Leia o Sr. Coadjutor o que disse monsenhor L. Passaválli, arcebispo vigário da Basílica de São Pedro em Roma: “Do meu espírito desapareceram para sempre as dificuldades que me perturbavam quando Estanislau, “de santa memória” “monsenhor Estanislau Pialowsaky, morto em Cracóvia a 18 de Janeiro de 1885), a cujo Espírito atribuo em grande parte esta nova luz que me ilumina, me anunciava, pela primeira vez, -- a doutrina da pluralidade das vidas do homem. Sinto-me feliz por haver podido verificar o efeito salutar dessa verdade sobre a alma de meu irmão”.
Ignorará também, que “no século XV o cardeal Nicolau de Cusa sustentou, em pleno Vaticano, a teoria da pluralidades das existências da alma e dos mundos habitados, não só com assentimento, mas com os aplausos sucessivos de dois papas, Eugenio IV e Nicolau V? (ver “Meditações sobre a lei de progresso; a Estatística moral e a verdade religiosa, pelo coronel Dusaert – Paria, Didier 1892”) E agora?
Não seria melhor que o meu irmão D. Sebastião Leme estudasse e proclamasse estas verdades, para que os ensinos do Cristo penetrassem no coração do povo do que perder o seu tempo em querer erigir a estátua do Cristo Redentor só para satisfazer uma vaidade humana e talvez a sua nomeação, já de si certa, para cardeal?

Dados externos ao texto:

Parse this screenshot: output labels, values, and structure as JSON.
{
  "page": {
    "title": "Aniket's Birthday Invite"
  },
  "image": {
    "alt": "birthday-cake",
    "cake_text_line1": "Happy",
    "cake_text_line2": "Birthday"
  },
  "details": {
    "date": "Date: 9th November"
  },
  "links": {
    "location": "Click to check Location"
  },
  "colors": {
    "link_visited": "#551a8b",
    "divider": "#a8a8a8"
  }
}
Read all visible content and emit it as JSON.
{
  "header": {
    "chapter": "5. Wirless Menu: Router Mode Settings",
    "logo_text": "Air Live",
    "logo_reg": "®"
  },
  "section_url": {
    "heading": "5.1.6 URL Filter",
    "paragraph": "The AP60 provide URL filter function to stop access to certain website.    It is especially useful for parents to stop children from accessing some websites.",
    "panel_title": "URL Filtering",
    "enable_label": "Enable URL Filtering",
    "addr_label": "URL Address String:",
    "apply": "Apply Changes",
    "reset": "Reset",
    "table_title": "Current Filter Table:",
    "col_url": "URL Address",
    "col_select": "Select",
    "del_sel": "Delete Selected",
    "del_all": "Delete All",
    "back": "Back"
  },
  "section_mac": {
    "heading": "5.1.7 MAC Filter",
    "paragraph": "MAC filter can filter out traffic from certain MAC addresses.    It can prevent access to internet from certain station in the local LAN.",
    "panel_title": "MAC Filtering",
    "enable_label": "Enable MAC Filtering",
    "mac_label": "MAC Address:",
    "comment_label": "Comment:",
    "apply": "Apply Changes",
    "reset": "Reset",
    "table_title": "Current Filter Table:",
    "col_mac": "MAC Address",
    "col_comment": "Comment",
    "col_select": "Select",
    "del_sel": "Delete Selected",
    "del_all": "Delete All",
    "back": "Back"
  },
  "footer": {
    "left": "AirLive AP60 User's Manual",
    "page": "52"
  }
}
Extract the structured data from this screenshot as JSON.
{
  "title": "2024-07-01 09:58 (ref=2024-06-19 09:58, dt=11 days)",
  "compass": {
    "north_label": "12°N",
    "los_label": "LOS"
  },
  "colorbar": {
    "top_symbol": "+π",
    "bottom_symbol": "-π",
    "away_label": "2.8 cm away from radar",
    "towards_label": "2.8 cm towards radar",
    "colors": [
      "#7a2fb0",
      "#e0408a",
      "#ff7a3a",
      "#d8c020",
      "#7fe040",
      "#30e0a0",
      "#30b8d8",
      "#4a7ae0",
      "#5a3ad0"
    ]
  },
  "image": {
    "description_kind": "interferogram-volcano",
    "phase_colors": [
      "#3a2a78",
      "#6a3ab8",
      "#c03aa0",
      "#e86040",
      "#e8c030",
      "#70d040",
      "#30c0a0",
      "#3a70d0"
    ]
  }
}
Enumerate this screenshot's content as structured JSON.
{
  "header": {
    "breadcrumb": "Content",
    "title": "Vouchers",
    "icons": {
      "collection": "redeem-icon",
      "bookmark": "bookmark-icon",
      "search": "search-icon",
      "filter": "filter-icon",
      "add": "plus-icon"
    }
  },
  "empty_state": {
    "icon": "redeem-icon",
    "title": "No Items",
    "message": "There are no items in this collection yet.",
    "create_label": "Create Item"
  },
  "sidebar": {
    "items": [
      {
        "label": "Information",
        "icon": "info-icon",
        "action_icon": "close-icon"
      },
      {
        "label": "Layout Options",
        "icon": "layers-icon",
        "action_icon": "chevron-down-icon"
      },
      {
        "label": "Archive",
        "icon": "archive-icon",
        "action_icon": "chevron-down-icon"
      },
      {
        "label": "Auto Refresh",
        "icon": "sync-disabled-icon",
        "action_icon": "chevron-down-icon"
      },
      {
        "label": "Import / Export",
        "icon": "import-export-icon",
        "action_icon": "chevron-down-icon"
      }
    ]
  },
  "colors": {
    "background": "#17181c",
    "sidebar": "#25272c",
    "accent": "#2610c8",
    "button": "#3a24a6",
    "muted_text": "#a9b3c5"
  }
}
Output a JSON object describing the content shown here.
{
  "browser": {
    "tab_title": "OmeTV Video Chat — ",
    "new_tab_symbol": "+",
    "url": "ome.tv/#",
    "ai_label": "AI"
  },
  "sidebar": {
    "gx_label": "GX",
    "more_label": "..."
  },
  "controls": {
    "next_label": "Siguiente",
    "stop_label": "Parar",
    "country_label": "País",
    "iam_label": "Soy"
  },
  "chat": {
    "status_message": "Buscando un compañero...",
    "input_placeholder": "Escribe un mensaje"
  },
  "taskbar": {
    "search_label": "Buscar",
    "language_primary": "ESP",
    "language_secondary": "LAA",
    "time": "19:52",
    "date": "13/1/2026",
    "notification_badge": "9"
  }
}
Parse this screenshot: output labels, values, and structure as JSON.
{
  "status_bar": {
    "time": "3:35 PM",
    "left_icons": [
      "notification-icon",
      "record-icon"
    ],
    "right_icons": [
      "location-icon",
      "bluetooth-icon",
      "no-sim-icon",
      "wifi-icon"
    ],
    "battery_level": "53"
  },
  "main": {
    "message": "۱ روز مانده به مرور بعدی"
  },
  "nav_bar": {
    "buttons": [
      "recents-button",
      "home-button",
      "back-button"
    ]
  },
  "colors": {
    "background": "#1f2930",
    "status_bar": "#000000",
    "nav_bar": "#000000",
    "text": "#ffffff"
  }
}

Os mil e quinhentos contos que s. rev, calcula custará a estátua, não seriam mais bem aplicados dando instrução sã a crianças desamparadas? Não seria isto mais agradável a Jesus? Será a doutrina salvadora do Cristo mais respeitada pelos que hoje pugnam em lhe erigir esse monumento? Eis as perguntas que nos vêm à mente.
O único fim dessa empreitada é fazer o povo imaginar que os seus taumaturgos são cristãos, quando a verdade é justamente o contrário.
Explora-se a vaidade, prometendo D. Sebastião “que o nome de todo doador de quantia superior a 9$900 será publicada, o seu nome constará no livro de ouro e as fórmulas e papéis, em que os contribuintes subscreveram a sua cota e assinatura, serão guardados “in perpetum” dentro da capela do monumento”. E os menos aquinhoados dos bens terrenos, cuja espórtula por força das circunstâncias é pequena, estes nada merecem. E no fim, o clero terá mais uma capela onde possa ridicularizar Deus e explorar os homens, como disse o jesuíta Elias Sigismundo de lãs Praderas, ao publicar em La Nacion” de Buenos Aires a sua renúncia.
O Cristo, lavando os pés dos apóstolos, sujos do pó da estrada, ensinou que a maior das virtudes é a humildade e a Igreja estimula o orgulho e a vaidade para continuar dominando as consciências.
E nós, que por graça de Jesus procuramos seguir outro rumo, que aceitamos os ensinos dos Espíritos e os publicanos com o único fim de ser úteis ao nosso próximo, somos os hereges, os confabuladores com o demônio. E eles não se lembram de que um dia terão de prestar contas quando transpuserem o limiar do infinito?